O governo iraniano, após casos como o do jornalista Maziar Bahari, tornou-se notório por forçar confissões de seus opositores políticos. Portanto, se tudo o que Amir Mirza Hekmati confessou for verdade, com apenas 28 anos de idade, esse militar norte-americano – condenado à morte por espionagem – já acumulou uma variedade impressionante de experiências que poderiam ser úteis em operações estratégicas e negociações urgentes no Oriente Médio… Úteis nisso ou, “obviamente”, no desenvolvimento de joguinhos para computador.

Em agosto, ele foi capturado, acusado de tentar se infiltrar no Ministério de Inteligência iraniano. E, no mês passado, em confissão televisionada pela emissora estatal desse país, Hekmati supostamente revelou treinamentos e estudos com o Exército estadunidense, a Central de Inteligência Americana (CIA) e uma universidade árabe. Também foi alegado trabalho na guerra do Iraque e na Agência de Projetos de Pesquisa Avançada de Defesa (DARPA, onde surgiram, durante a Guerra Fria, duas invenções de que você já deve ter ouvido falar: a Internet e o GPS). E, nesse currículo, onde entram os jogos?
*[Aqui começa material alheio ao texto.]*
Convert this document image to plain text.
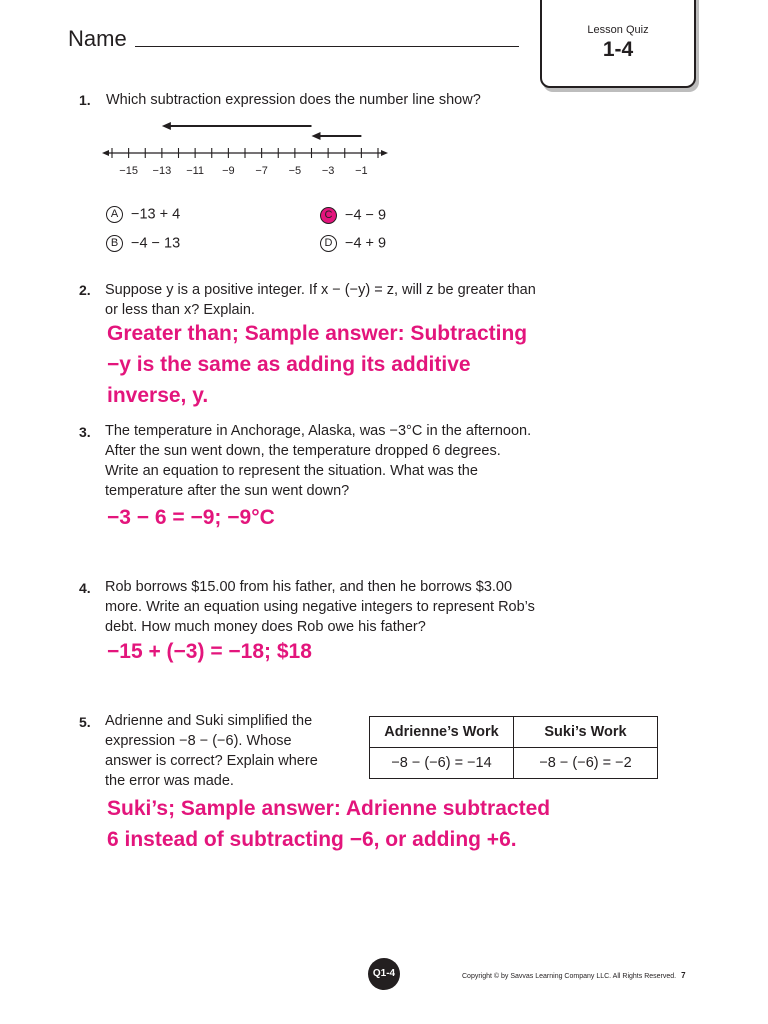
Name	Lesson Quiz
1-4
1. Which subtraction expression does the number line show?
−15 −13 −11 −9 −7 −5 −3 −1
A −13 + 4	C −4 − 9
B −4 − 13	D −4 + 9
2. Suppose y is a positive integer. If x − (−y) = z, will z be greater than
or less than x? Explain.
Greater than; Sample answer: Subtracting
−y is the same as adding its additive
inverse, y.
3. The temperature in Anchorage, Alaska, was −3°C in the afternoon.
After the sun went down, the temperature dropped 6 degrees.
Write an equation to represent the situation. What was the
temperature after the sun went down?
−3 − 6 = −9; −9°C
4. Rob borrows $15.00 from his father, and then he borrows $3.00
more. Write an equation using negative integers to represent Rob’s
debt. How much money does Rob owe his father?
−15 + (−3) = −18; $18
5. Adrienne and Suki simplified the
expression −8 − (−6). Whose
answer is correct? Explain where
the error was made.
Adrienne’s Work	Suki’s Work
−8 − (−6) = −14	−8 − (−6) = −2
Suki’s; Sample answer: Adrienne subtracted
6 instead of subtracting −6, or adding +6.
Q1-4	Copyright © by Savvas Learning Company LLC. All Rights Reserved. 7
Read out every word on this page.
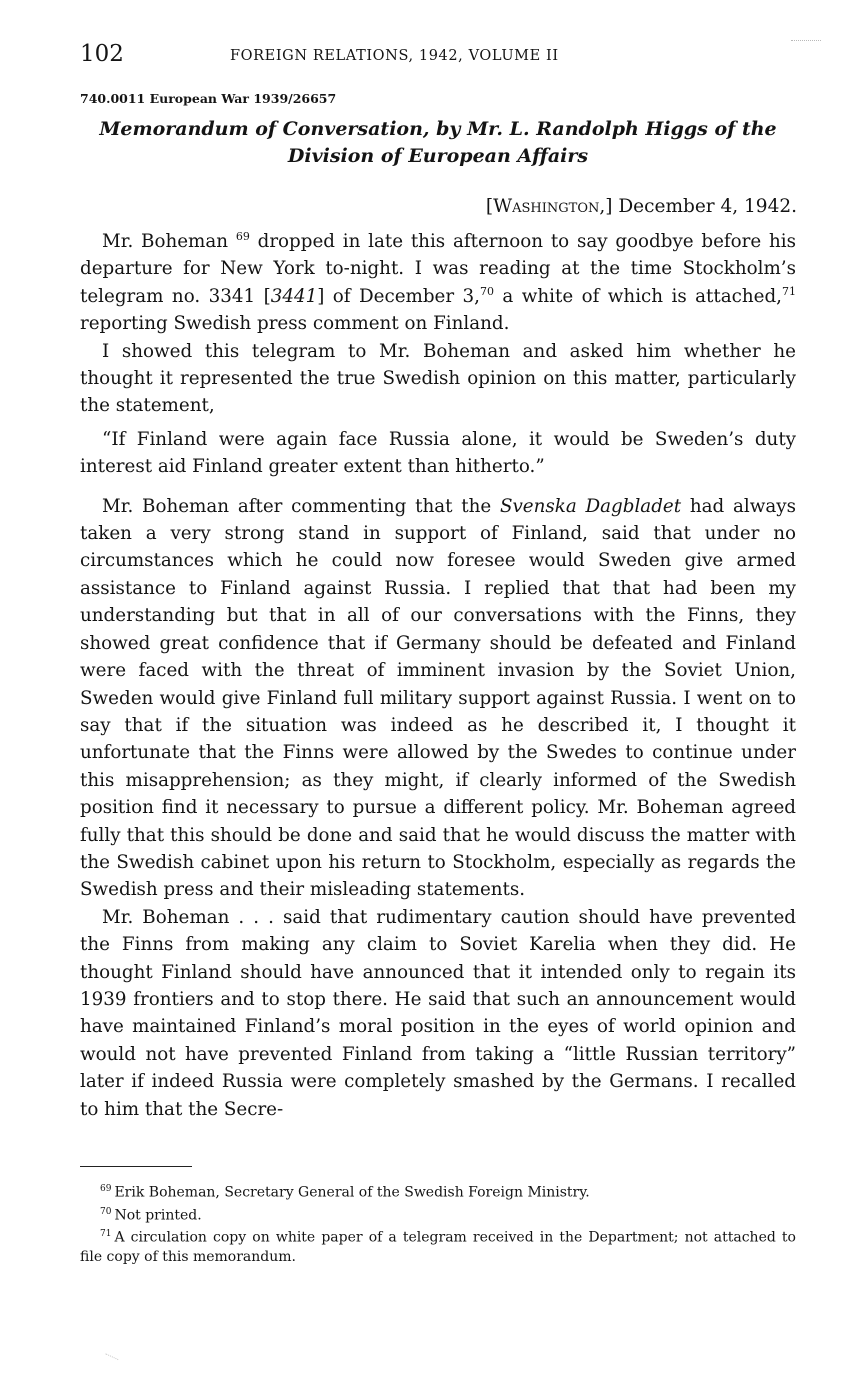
102	FOREIGN RELATIONS, 1942, VOLUME II
740.0011 European War 1939/26657
Memorandum of Conversation, by Mr. L. Randolph Higgs of the
Division of European Affairs
[Washington,] December 4, 1942.

Mr. Boheman $^{69}$ dropped in late this afternoon to say goodbye before his departure for New York to-night. I was reading at the time Stockholm’s telegram no. 3341 [3441] of December 3,70 a white of which is attached,$^{71}$ reporting Swedish press comment on Finland.

I showed this telegram to Mr. Boheman and asked him whether he thought it represented the true Swedish opinion on this matter, particularly the statement,

“If Finland were again face Russia alone, it would be Sweden’s duty interest aid Finland greater extent than hitherto.”

Mr. Boheman after commenting that the Svenska Dagbladet had always taken a very strong stand in support of Finland, said that under no circumstances which he could now foresee would Sweden give armed assistance to Finland against Russia. I replied that that had been my understanding but that in all of our conversations with the Finns, they showed great confidence that if Germany should be defeated and Finland were faced with the threat of imminent invasion by the Soviet Union, Sweden would give Finland full military support against Russia. I went on to say that if the situation was indeed as he described it, I thought it unfortunate that the Finns were allowed by the Swedes to continue under this misapprehension; as they might, if clearly informed of the Swedish position find it necessary to pursue a different policy. Mr. Boheman agreed fully that this should be done and said that he would discuss the matter with the Swedish cabinet upon his return to Stockholm, especially as regards the Swedish press and their misleading statements.

Mr. Boheman . . . said that rudimentary caution should have prevented the Finns from making any claim to Soviet Karelia when they did. He thought Finland should have announced that it intended only to regain its 1939 frontiers and to stop there. He said that such an announcement would have maintained Finland’s moral position in the eyes of world opinion and would not have prevented Finland from taking a “little Russian territory” later if indeed Russia were completely smashed by the Germans. I recalled to him that the Secre-

$^{69}$ Erik Boheman, Secretary General of the Swedish Foreign Ministry.

$^{70}$ Not printed.

$^{71}$ A circulation copy on white paper of a telegram received in the Department; not attached to file copy of this memorandum.
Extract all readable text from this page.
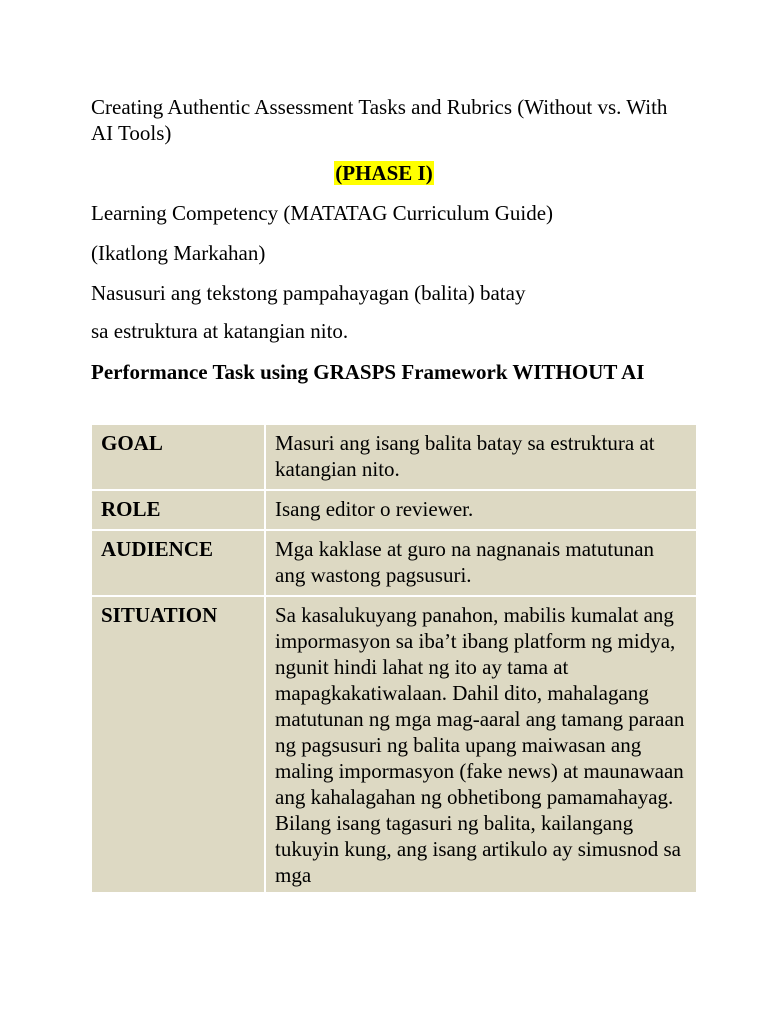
Creating Authentic Assessment Tasks and Rubrics (Without vs. With AI Tools)

(PHASE I)

Learning Competency (MATATAG Curriculum Guide)

(Ikatlong Markahan)

Nasusuri ang tekstong pampahayagan (balita) batay

sa estruktura at katangian nito.

Performance Task using GRASPS Framework WITHOUT AI

GOAL	Masuri ang isang balita batay sa estruktura at katangian nito.
ROLE	Isang editor o reviewer.
AUDIENCE	Mga kaklase at guro na nagnanais matutunan ang wastong pagsusuri.
SITUATION	Sa kasalukuyang panahon, mabilis kumalat ang impormasyon sa iba’t ibang platform ng midya, ngunit hindi lahat ng ito ay tama at mapagkakatiwalaan. Dahil dito, mahalagang matutunan ng mga mag-aaral ang tamang paraan ng pagsusuri ng balita upang maiwasan ang maling impormasyon (fake news) at maunawaan ang kahalagahan ng obhetibong pamamahayag. Bilang isang tagasuri ng balita, kailangang tukuyin kung, ang isang artikulo ay simusnod sa mga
De acordo com a confissão, a empresa Kuma Games, produtora de pequenos newsgames belicosos, teria recebido o currículo de Hekmati da própria DARPA! Ou seja, um veterano de guerra, trabalhando com as mentes por trás da Internet, foi “promovido” a ajudar no desenvolvimento de joguinhos gratuitos sobre eventos como a execução de Osama Bin Laden (veja abaixo) e a de Muamar Kadafi. A declaração também dá a entender que o objetivo da produtora é difundir a ideologia da CIA entre gamers do Oriente Médio. Apesar de o governo dos EUA e a família de Hekmati negarem categoricamente as acusações, o nome dele, segundo o The Wall Street Journal, aparece associado à Kuma no site de um programa governamental para pequenas empresas. Além disso, em entrevista de 2007 ao Gamasutra, Keith Halper, diretor executivo da produtora, declarou que seus jogos recebiam inputs de experts militares e já haviam sido baixados “centenas de milhares de vezes” no Irã.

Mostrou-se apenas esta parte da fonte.